Fitting, don't you think, that I write my first Thuddy Thursday on Mozart's birthday? I think so, too!
Where to begin?
Where do you begin when you feel like you’re diving right back into the middle?
I worked very hard at piano from 2003 to 2008 or so and even had realistic dreams of auditioning for several amateur piano competitions. But then ...
I’ll be honest. My job, which I started in 2007, pretty much swallowed up my life. I’m not saying that as a complaint; I’m just stating a fact. But once I started working this job, piano was moved to the back burner of my priorities.
When I moved, a year later (2008), to the same town where I work, my devotion to piano got knocked off that stovetop and onto the dirty kitchen floor, where it was kicked unceremoniously under the fridge and has stayed ever since.
It’s been almost three years. Part of me feels like a complete loser—all that work, those five years, for what? So I could stop playing for three years, forget how to play all the pieces I worked so hard to learn, and let my technique go down the drain? Who does that?
But another part of me is glad to be back. Part of me is thankful that I haven’t completely lost my technique, or even my pieces.
So, rather than waste my time obsessing over how bad I am compared to three years ago, I’m going to enjoy practicing whatever I decide to practice, and be thankful that I’m becoming reacquainted with something I love.
So, without further ado, here’s my Thuddy report for the week:
Scales, inversions, and arps: With scales and arpeggios, I typically play one octave of parallel motion (whole notes), two of contrary (half notes), three of parallel (triplets), and four of contrary (quarter notes). For scales, arpeggios, and chord inversions, I’ll also play a major key and the relative minor.
My scales, arps, and inversions sound surprisingly good. My fingers tire more easily than three years ago (of course), but I’m happy the feel the notes falling naturally under my fingers, particularly with the hard-earned contrary motion scales.
Bach: I’ve decided to re-learn the Bach Sinfonia (three-part invention) No. 11 in G minor. This is one I learned several years ago, and one of the few pieces I “kept up” after learning it, mainly because I love it so much. After three years of not playing, though, I’m having to clear the undergrowth of lazy technique and forgotten notes and fingering. This week, I’ve spent a total of about 35 minutes working on the first 48 measures of the piece, focusing mostly on measures 17 through 48.
Shostakovich: For my other piece, I’m working on “Waltz - Scherzo,” the fifth little piece of Shostakovich’s “Seven Dolls’ Dances.” It’s a very sweet, early intermediate/late beginner piece. It’s almost too easy, but I’m working on playing it perfectly. With technically simply pieces, it’s too tempting to get lazy and just play it without worrying about playing it well, the way an established concert pianist might play it.

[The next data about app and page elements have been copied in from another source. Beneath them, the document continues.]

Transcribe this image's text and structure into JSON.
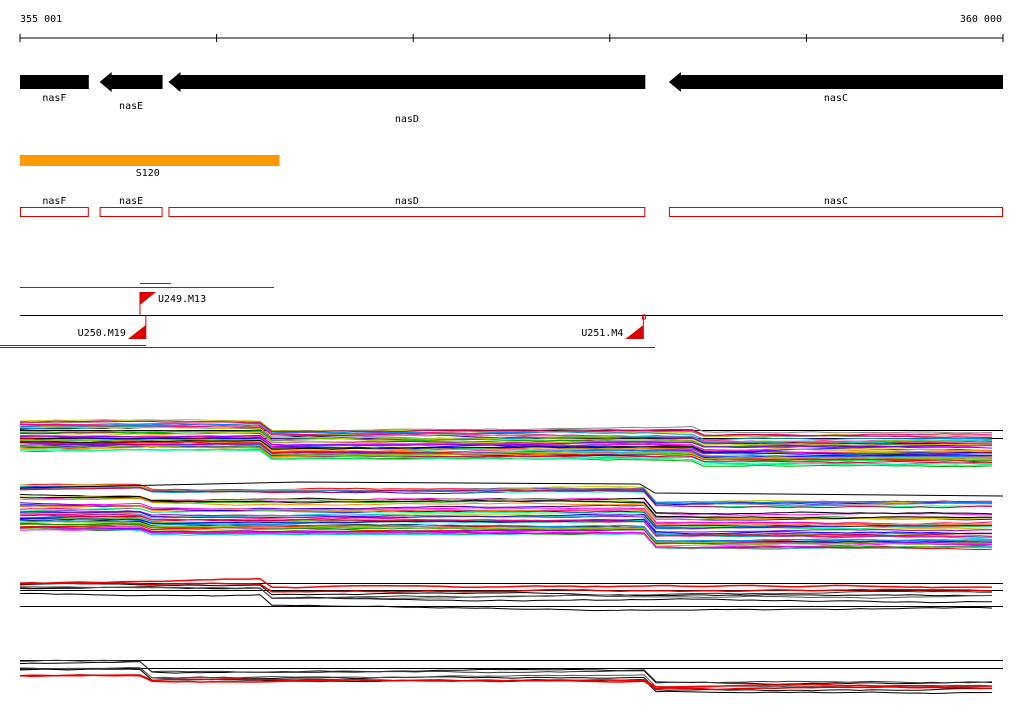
{
  "ruler": {
    "start_label": "355 001",
    "end_label": "360 000",
    "start": 355001,
    "end": 360000
  },
  "genes": [
    {
      "name": "nasF",
      "start": 355001,
      "end": 355351,
      "strand": "+"
    },
    {
      "name": "nasE",
      "start": 355406,
      "end": 355726,
      "strand": "-"
    },
    {
      "name": "nasD",
      "start": 355756,
      "end": 358181,
      "strand": "-"
    },
    {
      "name": "nasC",
      "start": 358301,
      "end": 360000,
      "strand": "-"
    }
  ],
  "region": {
    "name": "S120",
    "start": 355001,
    "end": 356321,
    "color": "#ff9900"
  },
  "cds_boxes": [
    {
      "name": "nasF",
      "start": 355001,
      "end": 355351
    },
    {
      "name": "nasE",
      "start": 355406,
      "end": 355726
    },
    {
      "name": "nasD",
      "start": 355756,
      "end": 358181
    },
    {
      "name": "nasC",
      "start": 358301,
      "end": 360000
    }
  ],
  "transcription_units": [
    {
      "name": "U249.M13",
      "position": 355611
    },
    {
      "name": "U250.M19",
      "position": 355641
    },
    {
      "name": "U251.M4",
      "position": 358171
    }
  ],
  "colors": {
    "gene_arrow": "#000000",
    "cds_outline": "#dd0000",
    "tu_line": "#dd0000",
    "region": "#ff9900"
  }
}
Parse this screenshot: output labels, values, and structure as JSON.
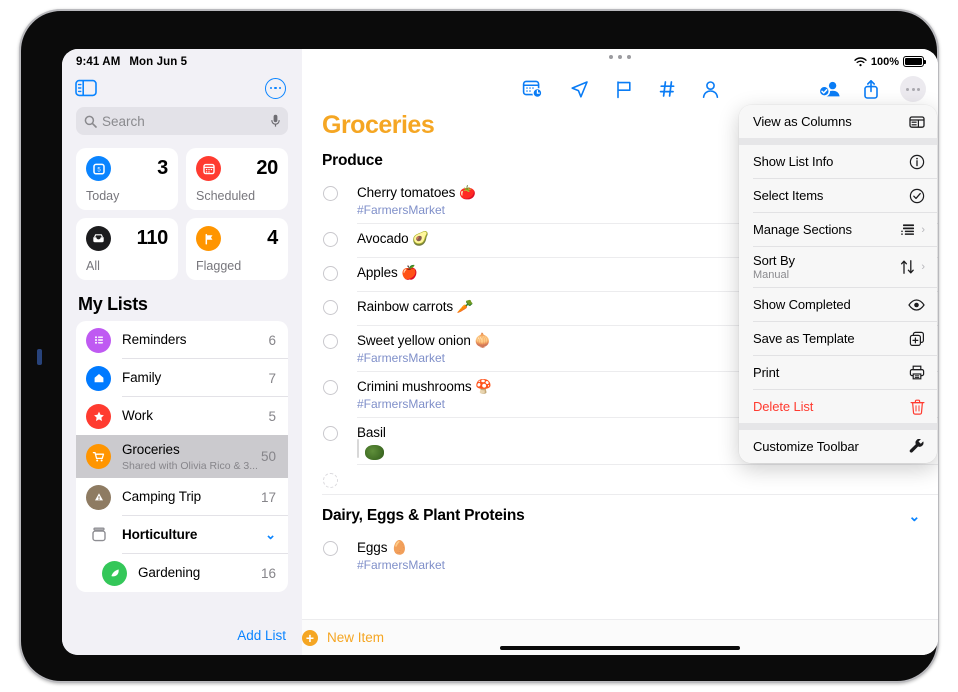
{
  "status_bar": {
    "time": "9:41 AM",
    "date": "Mon Jun 5",
    "battery_percent": "100%",
    "wifi_icon": "wifi-icon",
    "battery_icon": "battery-full-icon"
  },
  "sidebar": {
    "toggle_icon": "sidebar-toggle-icon",
    "more_icon": "more-circle-icon",
    "search": {
      "placeholder": "Search",
      "icon": "search-icon",
      "mic_icon": "microphone-icon"
    },
    "smart_lists": [
      {
        "label": "Today",
        "count": "3",
        "icon": "calendar-day-icon",
        "color": "#0a84ff"
      },
      {
        "label": "Scheduled",
        "count": "20",
        "icon": "calendar-icon",
        "color": "#ff3b30"
      },
      {
        "label": "All",
        "count": "110",
        "icon": "tray-icon",
        "color": "#1c1c1e"
      },
      {
        "label": "Flagged",
        "count": "4",
        "icon": "flag-icon",
        "color": "#ff9500"
      }
    ],
    "my_lists_title": "My Lists",
    "lists": [
      {
        "name": "Reminders",
        "count": "6",
        "icon": "bullet-list-icon",
        "color": "#bf5af2",
        "subtitle": "",
        "selected": false,
        "group": false,
        "indent": false
      },
      {
        "name": "Family",
        "count": "7",
        "icon": "house-icon",
        "color": "#007aff",
        "subtitle": "",
        "selected": false,
        "group": false,
        "indent": false
      },
      {
        "name": "Work",
        "count": "5",
        "icon": "star-icon",
        "color": "#ff3b30",
        "subtitle": "",
        "selected": false,
        "group": false,
        "indent": false
      },
      {
        "name": "Groceries",
        "count": "50",
        "icon": "cart-icon",
        "color": "#ff9500",
        "subtitle": "Shared with Olivia Rico & 3...",
        "selected": true,
        "group": false,
        "indent": false
      },
      {
        "name": "Camping Trip",
        "count": "17",
        "icon": "triangle-exclamation-icon",
        "color": "#8e7b62",
        "subtitle": "",
        "selected": false,
        "group": false,
        "indent": false
      },
      {
        "name": "Horticulture",
        "count": "",
        "icon": "folder-group-icon",
        "color": "#8e8e93",
        "subtitle": "",
        "selected": false,
        "group": true,
        "indent": false
      },
      {
        "name": "Gardening",
        "count": "16",
        "icon": "leaf-icon",
        "color": "#34c759",
        "subtitle": "",
        "selected": false,
        "group": false,
        "indent": true
      }
    ],
    "add_list_label": "Add List"
  },
  "toolbar": {
    "center_icons": [
      {
        "name": "add-date-icon",
        "label": "Add Date"
      },
      {
        "name": "location-icon",
        "label": "Add Location"
      },
      {
        "name": "flag-outline-icon",
        "label": "Flag"
      },
      {
        "name": "hashtag-icon",
        "label": "Add Tag"
      },
      {
        "name": "person-icon",
        "label": "Assign"
      }
    ],
    "right_icons": [
      {
        "name": "add-person-icon",
        "label": "Share"
      },
      {
        "name": "share-icon",
        "label": "Share Sheet"
      },
      {
        "name": "more-icon",
        "label": "More"
      }
    ],
    "drag_handle_icon": "drag-handle-dots"
  },
  "main": {
    "title": "Groceries",
    "sections": [
      {
        "name": "Produce",
        "collapsible": false,
        "items": [
          {
            "title": "Cherry tomatoes 🍅",
            "tag": "#FarmersMarket",
            "thumbnail": false
          },
          {
            "title": "Avocado 🥑",
            "tag": "",
            "thumbnail": false
          },
          {
            "title": "Apples 🍎",
            "tag": "",
            "thumbnail": false
          },
          {
            "title": "Rainbow carrots 🥕",
            "tag": "",
            "thumbnail": false
          },
          {
            "title": "Sweet yellow onion 🧅",
            "tag": "#FarmersMarket",
            "thumbnail": false
          },
          {
            "title": "Crimini mushrooms 🍄",
            "tag": "#FarmersMarket",
            "thumbnail": false
          },
          {
            "title": "Basil",
            "tag": "",
            "thumbnail": true
          },
          {
            "title": "",
            "tag": "",
            "thumbnail": false
          }
        ]
      },
      {
        "name": "Dairy, Eggs & Plant Proteins",
        "collapsible": true,
        "items": [
          {
            "title": "Eggs 🥚",
            "tag": "#FarmersMarket",
            "thumbnail": false
          }
        ]
      }
    ],
    "new_item_label": "New Item",
    "new_item_icon": "plus-circle-icon"
  },
  "context_menu": {
    "groups": [
      {
        "items": [
          {
            "label": "View as Columns",
            "sublabel": "",
            "icon": "columns-icon",
            "chevron": false,
            "danger": false
          }
        ]
      },
      {
        "items": [
          {
            "label": "Show List Info",
            "sublabel": "",
            "icon": "info-circle-icon",
            "chevron": false,
            "danger": false
          },
          {
            "label": "Select Items",
            "sublabel": "",
            "icon": "checkmark-circle-icon",
            "chevron": false,
            "danger": false
          },
          {
            "label": "Manage Sections",
            "sublabel": "",
            "icon": "manage-sections-icon",
            "chevron": true,
            "danger": false
          },
          {
            "label": "Sort By",
            "sublabel": "Manual",
            "icon": "sort-arrows-icon",
            "chevron": true,
            "danger": false
          },
          {
            "label": "Show Completed",
            "sublabel": "",
            "icon": "eye-icon",
            "chevron": false,
            "danger": false
          },
          {
            "label": "Save as Template",
            "sublabel": "",
            "icon": "duplicate-plus-icon",
            "chevron": false,
            "danger": false
          },
          {
            "label": "Print",
            "sublabel": "",
            "icon": "printer-icon",
            "chevron": false,
            "danger": false
          },
          {
            "label": "Delete List",
            "sublabel": "",
            "icon": "trash-icon",
            "chevron": false,
            "danger": true
          }
        ]
      },
      {
        "items": [
          {
            "label": "Customize Toolbar",
            "sublabel": "",
            "icon": "wrench-icon",
            "chevron": false,
            "danger": false
          }
        ]
      }
    ]
  },
  "colors": {
    "accent_blue": "#0a84ff",
    "accent_orange": "#f5a623",
    "danger_red": "#ff3b30",
    "tag_blue": "#7f8fc9"
  }
}
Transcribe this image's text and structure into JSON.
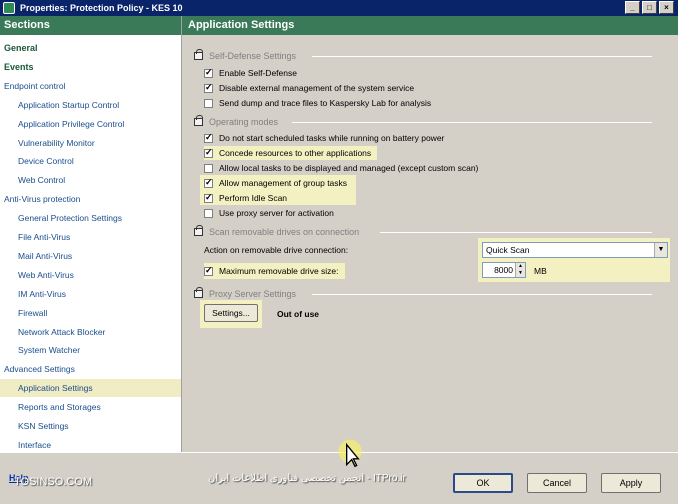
{
  "window": {
    "title": "Properties: Protection Policy - KES 10",
    "controls": [
      "_",
      "□",
      "×"
    ]
  },
  "sections": {
    "header": "Sections",
    "items": [
      {
        "label": "General",
        "level": 0,
        "bold": true
      },
      {
        "label": "Events",
        "level": 0,
        "bold": true
      },
      {
        "label": "Endpoint control",
        "level": 0
      },
      {
        "label": "Application Startup Control",
        "level": 1
      },
      {
        "label": "Application Privilege Control",
        "level": 1
      },
      {
        "label": "Vulnerability Monitor",
        "level": 1
      },
      {
        "label": "Device Control",
        "level": 1
      },
      {
        "label": "Web Control",
        "level": 1
      },
      {
        "label": "Anti-Virus protection",
        "level": 0
      },
      {
        "label": "General Protection Settings",
        "level": 1
      },
      {
        "label": "File Anti-Virus",
        "level": 1
      },
      {
        "label": "Mail Anti-Virus",
        "level": 1
      },
      {
        "label": "Web Anti-Virus",
        "level": 1
      },
      {
        "label": "IM Anti-Virus",
        "level": 1
      },
      {
        "label": "Firewall",
        "level": 1
      },
      {
        "label": "Network Attack Blocker",
        "level": 1
      },
      {
        "label": "System Watcher",
        "level": 1
      },
      {
        "label": "Advanced Settings",
        "level": 0
      },
      {
        "label": "Application Settings",
        "level": 1,
        "selected": true
      },
      {
        "label": "Reports and Storages",
        "level": 1
      },
      {
        "label": "KSN Settings",
        "level": 1
      },
      {
        "label": "Interface",
        "level": 1
      }
    ]
  },
  "main": {
    "header": "Application Settings",
    "self_defense": {
      "title": "Self-Defense Settings",
      "options": [
        {
          "label": "Enable Self-Defense",
          "checked": true
        },
        {
          "label": "Disable external management of the system service",
          "checked": true
        },
        {
          "label": "Send dump and trace files to Kaspersky Lab for analysis",
          "checked": false
        }
      ]
    },
    "operating_modes": {
      "title": "Operating modes",
      "options": [
        {
          "label": "Do not start scheduled tasks while running on battery power",
          "checked": true
        },
        {
          "label": "Concede resources to other applications",
          "checked": true
        },
        {
          "label": "Allow local tasks to be displayed and managed (except custom scan)",
          "checked": false
        },
        {
          "label": "Allow management of group tasks",
          "checked": true
        },
        {
          "label": "Perform Idle Scan",
          "checked": true
        },
        {
          "label": "Use proxy server for activation",
          "checked": false
        }
      ]
    },
    "removable": {
      "title": "Scan removable drives on connection",
      "action_label": "Action on removable drive connection:",
      "action_value": "Quick Scan",
      "max_size_label": "Maximum removable drive size:",
      "max_size_checked": true,
      "max_size_value": "8000",
      "max_size_unit": "MB"
    },
    "proxy": {
      "title": "Proxy Server Settings",
      "settings_button": "Settings...",
      "status": "Out of use"
    }
  },
  "footer": {
    "help": "Help",
    "watermark_left": "TOSINSO.COM",
    "watermark_right": "انجمن تخصصی فناوری اطلاعات ایران - ITPro.ir",
    "ok": "OK",
    "cancel": "Cancel",
    "apply": "Apply"
  }
}
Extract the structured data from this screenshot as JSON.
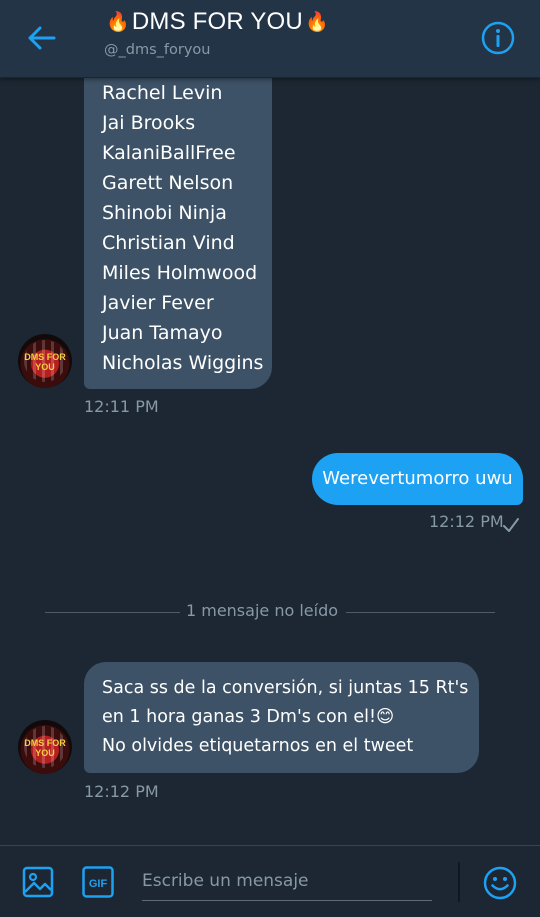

But I want to play to the highest standard I can. And that’s much more feasible with a piece that’s easy on the fingers. Hence my working on this piece.
I also need a few “easy victories” at this stage in my piano life.
Want to know the biggest reason I’m learning this piece? It’s this: I really love the whole suite of pieces and would like to learn all of them. That’s my plan, actually—and this one’s the second one I’m learning.
This week, I put in about 55 minutes of work on the first and middle sections of the Shostakovich. Next week, I hope to focus on it a little less, and on the Bach a little more.
My biggest challenges so far:
Sloppiness and Laziness: Particularly with the Bach, I tend to want to be lazy. This is partly because I’m tired, and partly because I’ve learned the piece before and want to rely on hand-memory, rather than focus on the notes themselves, and how they interact with the other notes. But I know, if I can discipline myself to take the harder route, my understanding of the piece, and my playing of it, will end up being superior to what it was before.
Fingering: This might be a sloppiness/laziness problem as well. I have all the fingering written in for both pieces (from years ago), but I’m not following what I’ve written. So I’ll change it and practice with it the new way a few times ... and realize the previous fingering was better. I need to decide what fingering I want to use and stick with it; otherwise, I’ll have weak links in my playing. And weak links are bad!
I’m really happy to be playing again. Both pieces are actually coming along quite well, and I think the sloppiness/laziness issues will abate as I get back into the habit of disciplined practicing.
And now, in case you’d like to experience for yourself the beauty of the Bach sinfonia I’m learning, here’s an early recording of Glenn Gould playing (and intermittently humming to) it. I love this tempo, which is a bit slower than the tempo of his later recording. At about 45 seconds in is measure 17 ... the unspeakable beauty of that high “B” at the start of the measure gets me every time. It is sheer joy to play it well.